Evaluate whether you are actually using the NAT Gateways you find (eg check metrics to see if they are actually routing any traffic) and delete them (and their Elastic IPs) if they’re not. If your workload is serverless or you’re not using private subnets you may just be paying for nothing.
If you need NAT but it doesn’t need to be highly available (HA), you can route traffic from all your AZs through one to save some money and delete the others.
With Load Balancers, consider if you can consolidate them (eg Elastic Beanstalk can now share one between multiple applications), or if you really need HA on your workload. I decided I’d rather keep the USD20/month and accept a small outage if my instance died (obviously I would choose differently if this was an important production workload).
Evaluate your Purchase Options
If you are seeing stable usage of on-demand resources that you intend to keep running, you can switch to discounted Reserved Instances (RIs). This is a great way to save up to 75% off the on-demand pricing and can be used on RDS and EC2.
Even though you can set RIs up for 3 years, I recommend only reserving them for 1 year — things change too fast in AWS and you don’t want to be locked into particular instance families for too long. A case in point is the new Graviton 2 instances — they aren’t available in every region yet, but when they are I will switch some workloads to them instead of locking in current generation instances.

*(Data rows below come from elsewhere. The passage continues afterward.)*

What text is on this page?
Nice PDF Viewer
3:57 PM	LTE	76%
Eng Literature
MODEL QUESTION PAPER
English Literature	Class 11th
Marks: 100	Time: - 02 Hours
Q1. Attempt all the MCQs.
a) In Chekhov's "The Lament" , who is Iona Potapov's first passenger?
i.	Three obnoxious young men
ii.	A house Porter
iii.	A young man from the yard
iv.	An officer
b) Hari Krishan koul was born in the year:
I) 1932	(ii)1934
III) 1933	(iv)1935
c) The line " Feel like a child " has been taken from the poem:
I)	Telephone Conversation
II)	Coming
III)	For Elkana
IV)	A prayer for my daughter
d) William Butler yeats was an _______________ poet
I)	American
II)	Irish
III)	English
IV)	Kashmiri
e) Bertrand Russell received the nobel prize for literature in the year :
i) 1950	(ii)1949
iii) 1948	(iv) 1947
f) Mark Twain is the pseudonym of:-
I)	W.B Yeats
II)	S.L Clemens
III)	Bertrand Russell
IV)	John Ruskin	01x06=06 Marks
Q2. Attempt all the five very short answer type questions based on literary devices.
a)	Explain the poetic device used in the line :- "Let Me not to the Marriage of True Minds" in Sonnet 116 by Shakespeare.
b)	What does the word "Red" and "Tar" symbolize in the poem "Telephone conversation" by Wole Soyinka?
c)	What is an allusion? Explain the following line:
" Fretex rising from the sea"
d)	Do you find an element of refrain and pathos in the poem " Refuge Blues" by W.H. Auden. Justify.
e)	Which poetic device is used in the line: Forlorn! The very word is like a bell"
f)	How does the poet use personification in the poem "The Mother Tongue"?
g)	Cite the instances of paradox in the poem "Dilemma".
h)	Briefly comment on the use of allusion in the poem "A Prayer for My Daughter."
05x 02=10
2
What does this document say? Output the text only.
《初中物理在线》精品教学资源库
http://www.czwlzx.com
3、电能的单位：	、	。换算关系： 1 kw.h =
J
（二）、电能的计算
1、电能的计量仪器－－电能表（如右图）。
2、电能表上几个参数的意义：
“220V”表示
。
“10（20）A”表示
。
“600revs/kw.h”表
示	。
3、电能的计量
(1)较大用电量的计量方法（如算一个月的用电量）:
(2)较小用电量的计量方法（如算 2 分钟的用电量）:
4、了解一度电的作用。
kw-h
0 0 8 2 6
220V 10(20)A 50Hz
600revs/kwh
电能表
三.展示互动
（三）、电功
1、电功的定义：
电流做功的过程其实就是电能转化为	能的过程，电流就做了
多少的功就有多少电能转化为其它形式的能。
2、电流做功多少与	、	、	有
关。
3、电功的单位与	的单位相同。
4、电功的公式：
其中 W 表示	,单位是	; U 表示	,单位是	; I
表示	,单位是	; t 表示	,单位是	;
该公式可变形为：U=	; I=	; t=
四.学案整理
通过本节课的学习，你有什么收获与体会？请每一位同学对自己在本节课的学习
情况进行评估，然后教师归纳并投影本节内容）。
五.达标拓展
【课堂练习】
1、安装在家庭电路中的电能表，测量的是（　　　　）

To get up to 90% off EC2 on-demand running costs, you can swap to using Spot instances — these are instances that are taken from spare EC2 capacity. In theory, your Spot instance could be withdrawn at any time, but if you take a look at the Spot Instance Advisor in the region you’re using you’ll likely see that there is plenty of Spot capacity that is unlikely to be interrupted.
Unless you are running a workload that really cannot tolerate any interruption, the savings you can get from Spot are well worth considering. In my case, I have Spot instances that have been running for 7 months now without interruption.
Finally, if you have a mix of EC2 and Lambda and maybe ECS Fargate, Savings Plans is a great way to reserve flexible capacity across these services without being constrained to a single instance family.
My clean up of costs saved me about USD180 per month. Not too shabby!
To achieve that, I deleted un-associated Elastic IPs, engineered a Load Balancer out of my architecture, got rid of a NAT Gateway, removed some unused KMS keys and switched to an RI for one of my RDS instances.
Have I inspired you to do a round of optimizing? Let me know how much you end up saving. Do you have any tips for optimising costs on AWS?